Catherine Crawford, mother of two over-parented girls, became so intrigued by her French friends’ well-behaved children and their cool parenting style that she embarked on a quest to find out how they pull it off. She chronicles the results in the hilarious and helpful book French Twist: An American Mom’s Experiment in Parisian Parenting. Here, Crawford shares tips on helping kids develop the art of conversation. —BBL Editor
I still feel like a bit of a troll when some five-year-old is telling a story, often begun when he hijacked my conversation with his mom, and the only thing I can think about is how bored and annoyed I am. I’m amazed when other parents around me exhibit an endless amount of patience, hanging on every tiresome word the kid spits out. Me, I just want to snap, “Don’t interrupt.” Yet, I know I’m not alone. Most of us are just reluctant to admit it and thus sit around smiling, encouraging kids to ham it up, regardless of what kind of material they’re working with.

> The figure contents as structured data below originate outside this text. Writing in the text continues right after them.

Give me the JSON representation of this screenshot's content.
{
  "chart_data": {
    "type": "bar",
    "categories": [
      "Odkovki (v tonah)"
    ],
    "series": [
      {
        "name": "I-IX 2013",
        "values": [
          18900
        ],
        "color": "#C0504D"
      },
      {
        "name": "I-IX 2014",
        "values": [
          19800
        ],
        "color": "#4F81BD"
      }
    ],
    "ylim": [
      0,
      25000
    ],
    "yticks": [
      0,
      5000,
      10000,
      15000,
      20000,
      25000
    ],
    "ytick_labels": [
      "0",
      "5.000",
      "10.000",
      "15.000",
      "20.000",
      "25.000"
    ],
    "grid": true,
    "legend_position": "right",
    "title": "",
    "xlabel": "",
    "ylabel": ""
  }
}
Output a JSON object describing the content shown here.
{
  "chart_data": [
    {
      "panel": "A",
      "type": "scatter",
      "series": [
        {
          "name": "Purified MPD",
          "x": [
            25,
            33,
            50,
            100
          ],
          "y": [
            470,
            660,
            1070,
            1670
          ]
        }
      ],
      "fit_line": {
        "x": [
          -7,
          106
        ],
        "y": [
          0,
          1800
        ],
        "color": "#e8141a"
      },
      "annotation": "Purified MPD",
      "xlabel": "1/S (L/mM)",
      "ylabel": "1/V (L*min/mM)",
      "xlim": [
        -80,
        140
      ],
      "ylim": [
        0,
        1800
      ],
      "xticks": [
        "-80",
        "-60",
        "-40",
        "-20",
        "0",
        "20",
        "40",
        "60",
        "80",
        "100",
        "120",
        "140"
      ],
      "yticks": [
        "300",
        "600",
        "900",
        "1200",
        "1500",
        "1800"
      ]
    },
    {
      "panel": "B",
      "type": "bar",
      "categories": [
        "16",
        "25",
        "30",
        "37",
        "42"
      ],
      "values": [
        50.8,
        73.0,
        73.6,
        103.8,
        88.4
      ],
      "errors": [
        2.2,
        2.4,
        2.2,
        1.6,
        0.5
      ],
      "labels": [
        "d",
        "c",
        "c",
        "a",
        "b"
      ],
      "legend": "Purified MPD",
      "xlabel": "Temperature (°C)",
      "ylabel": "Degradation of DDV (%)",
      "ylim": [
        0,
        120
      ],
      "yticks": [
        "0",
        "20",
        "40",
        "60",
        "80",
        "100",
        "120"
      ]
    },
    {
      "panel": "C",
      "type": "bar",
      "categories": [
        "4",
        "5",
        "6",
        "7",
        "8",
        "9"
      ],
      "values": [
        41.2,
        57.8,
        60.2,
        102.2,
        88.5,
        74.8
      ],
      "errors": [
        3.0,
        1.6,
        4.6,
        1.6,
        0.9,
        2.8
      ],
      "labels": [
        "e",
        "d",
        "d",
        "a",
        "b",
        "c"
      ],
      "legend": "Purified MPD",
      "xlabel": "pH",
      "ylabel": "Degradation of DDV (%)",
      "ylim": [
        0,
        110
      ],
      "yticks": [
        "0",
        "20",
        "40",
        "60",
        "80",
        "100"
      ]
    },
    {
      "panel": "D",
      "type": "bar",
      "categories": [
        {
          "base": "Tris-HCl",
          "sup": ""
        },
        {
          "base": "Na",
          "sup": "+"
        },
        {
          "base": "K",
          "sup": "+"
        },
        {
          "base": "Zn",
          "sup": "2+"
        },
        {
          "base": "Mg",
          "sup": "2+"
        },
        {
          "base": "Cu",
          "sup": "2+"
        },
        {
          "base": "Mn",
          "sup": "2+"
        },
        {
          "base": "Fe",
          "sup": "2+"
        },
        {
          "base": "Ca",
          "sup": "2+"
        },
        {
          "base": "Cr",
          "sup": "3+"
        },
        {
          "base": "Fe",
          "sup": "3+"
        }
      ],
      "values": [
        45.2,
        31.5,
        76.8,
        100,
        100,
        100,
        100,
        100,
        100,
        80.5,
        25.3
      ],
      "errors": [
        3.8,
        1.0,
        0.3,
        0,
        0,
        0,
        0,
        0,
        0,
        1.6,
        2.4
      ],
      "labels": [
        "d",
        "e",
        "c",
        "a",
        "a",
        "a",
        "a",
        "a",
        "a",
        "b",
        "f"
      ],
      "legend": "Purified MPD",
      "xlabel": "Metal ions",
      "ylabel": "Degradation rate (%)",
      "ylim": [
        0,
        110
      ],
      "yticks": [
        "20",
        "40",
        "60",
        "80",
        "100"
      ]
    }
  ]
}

In an attempt to improve my home life, I undertook a yearlong experiment of importing certain aspects of French parenting to use on my daughters, and I discovered that, among many other things, the French do not indulge their children with such endless airtime. Although they don’t necessarily discourage kids from taking part in conversations, rarely will you see a little Frenchie usurp and dominate an already swinging discussion without a good reason. Inspired, I set out to remodel my girls’ conversational skills, and I think we’ve made great progress. Voila — my tips:
Step 1: Obvious first rule is to curtail the interrupting — not only kids interrupting parents, but also each other. It’s like reminding them to say please — eventually they get it.
Step 2: Casually bring up the virtues of a good conversation. I found it ironic how much my kids had to say on the subject. Eventually, we discussed everything from truly listening and learning to the art of good delivery.
Step 3: Practice at the dinner table. Our round table (actually, it’s rectangular) banter is more entertaining these days now that we are consciously trying to improve, and my girls don’t seem to be competing against each other for approval, so much as riffing off one another’s comments.
Step 4: Nicely let your kids know if they are hogging the floor or have chosen a faulty topic (for instance, farts can be funny, but not during mealtimes, and if I ever hear another story about the Disney show “Shake it Up,” I’m going to shake up the stiffest Martini ever). Teach your kids to know their audience.
Step 5: Make some rules. If Mom or Dad says “this conversation is not for you,” they mean what they say. There are some circumstances where the input of a child, no matter how witty or adorably delivered, is not welcome.